I’ve created a few of these critical reports for clients and here are some of my best tips for creating an engaging research report:
- Include only your top four or five research findings. This can be tough as it’s tempting to include all of your valuable insights. However it’s important to highlight the findings your readers will find the most useful and insightful.
- Keep the report short and scan-able. No one is going to spend their Saturday afternoon devouring your report like a good fiction novel. Use headings, charts, graphs, bullet points and chunked text to keep it readable.
- Offer conclusions and recommendations based on your research findings. This helps make the research more relevant and answers pointed “So what?” questions.

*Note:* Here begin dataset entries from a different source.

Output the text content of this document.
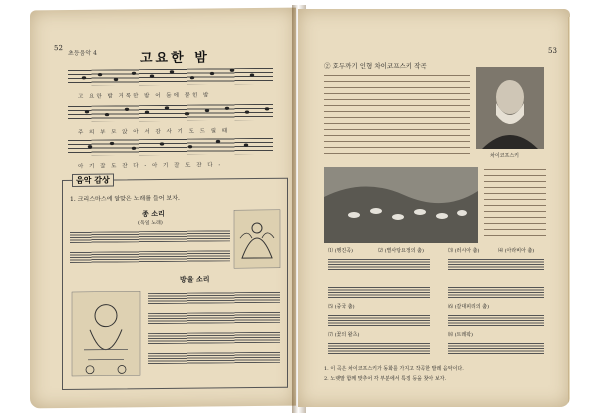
52
초등음악 4	고요한 밤
고 요한 밤 거룩한 밤 어 둠에 묻힌 밤
주 의 부 모 앉 아 서 감 사 기 도 드 릴 때
아 기 잘 도 잔 다 - 아 기 잘 도 잔 다 -
음악 감상
1. 크리스마스에 알맞은 노래를 들어 보자.
종 소리
(독일 노래)
방울 소리
53
② 호두까기 인형 차이코프스키 작곡
차이코프스키
⑴ (행진곡)	⑵ (별사탕요정의 춤)	⑶ (러시아 춤)	⑷ (아라비아 춤)
⑸ (중국 춤)	⑹ (갈대피리의 춤)
⑺ (꽃의 왈츠)	⑻ (트레팍)
1. 이 곡은 차이코프스키가 동화를 가지고 작곡한 발레 음악이다.
2. 노랫말 함께 맞추어 각 부분에서 특징 등을 찾아 보자.
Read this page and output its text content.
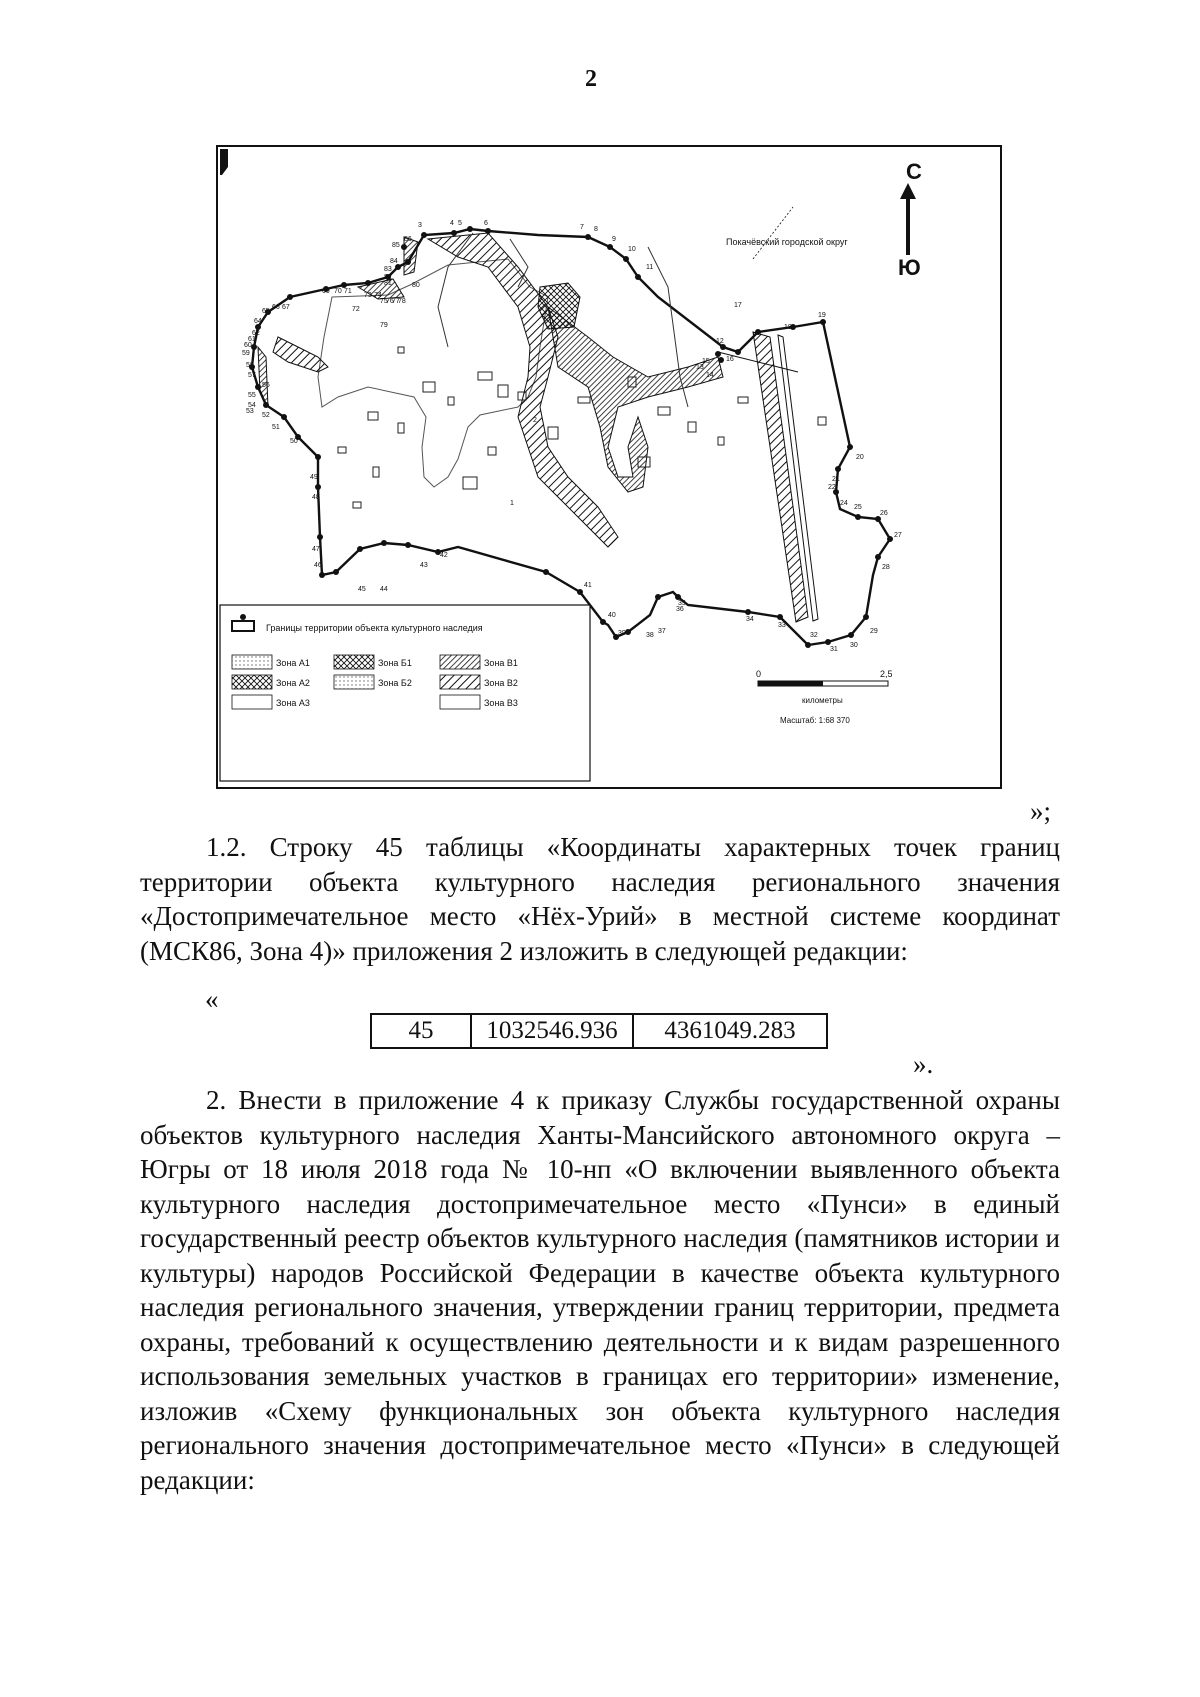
2
3	4 5	6
7 8
9
10
11
12
13
14
15 16
17
18
19
20
21
22
24
25
26
27
28
29
30
31
32
33
34
35
36
37
38
39
40
41
42
43
44
45
46
47
48
49
50
51
52
53
54
55
56
57
58
59
60
61
62
64
65
66 67
69 70 71
73 74
72
75
76
77
78
79
80
82
83
84
85
86
81
1
2
С
Ю
Покачёвский городской округ
Границы территории объекта культурного наследия
Зона А1
Зона А2
Зона А3
Зона Б1
Зона Б2
Зона В1
Зона В2
Зона В3
0	2,5
километры
Масштаб: 1:68 370
»;
1.2. Строку 45 таблицы «Координаты характерных точек границ территории объекта культурного наследия регионального значения «Достопримечательное место «Нёх-Урий» в местной системе координат (МСК86, Зона 4)» приложения 2 изложить в следующей редакции:
«
45	1032546.936	4361049.283
».
2. Внести в приложение 4 к приказу Службы государственной охраны объектов культурного наследия Ханты-Мансийского автономного округа – Югры от 18 июля 2018 года № 10-нп «О включении выявленного объекта культурного наследия достопримечательное место «Пунси» в единый государственный реестр объектов культурного наследия (памятников истории и культуры) народов Российской Федерации в качестве объекта культурного наследия регионального значения, утверждении границ территории, предмета охраны, требований к осуществлению деятельности и к видам разрешенного использования земельных участков в границах его территории» изменение, изложив «Схему функциональных зон объекта культурного наследия регионального значения достопримечательное место «Пунси» в следующей редакции:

- Include an engaging, but brief, executive summary. The executive summary is perhaps the most important part of the report, because it performs two functions. First, it gives those who want a 10,000 foot view some meaningful tidbits of information. And, second, it serves as a “teaser” to convince readers to read the entire report. Spend quality time writing the executive summary. I often write it last after the main portions of the report are completed.
- Make the content easy to share. Remember, the target audience for your report includes not just prospects but also media, bloggers, or others who may want to share your findings. Consider including “TweetThis” type links in the report so readers can easily share interesting findings via social media. Be sure to also include your company’s contact information, including website and email, and social sharing and social connection links.
Package Your Research Content Multiple Ways
With your research completed and report in hand, you can now distribute your work. Post key findings or statistics to social media. Write blog posts about what you found and the significance. Allow people to download your report from your website while collecting contact information (with permission) for future use. Present your findings and recommendations at conferences or via webcasts.
But whatever you do, don’t wait. Your valuable research will age quickly, so make the most of it while it’s current. Maybe in a year or two you’ll repeat the research to see how your findings have changed – and update your recommendations based on new findings.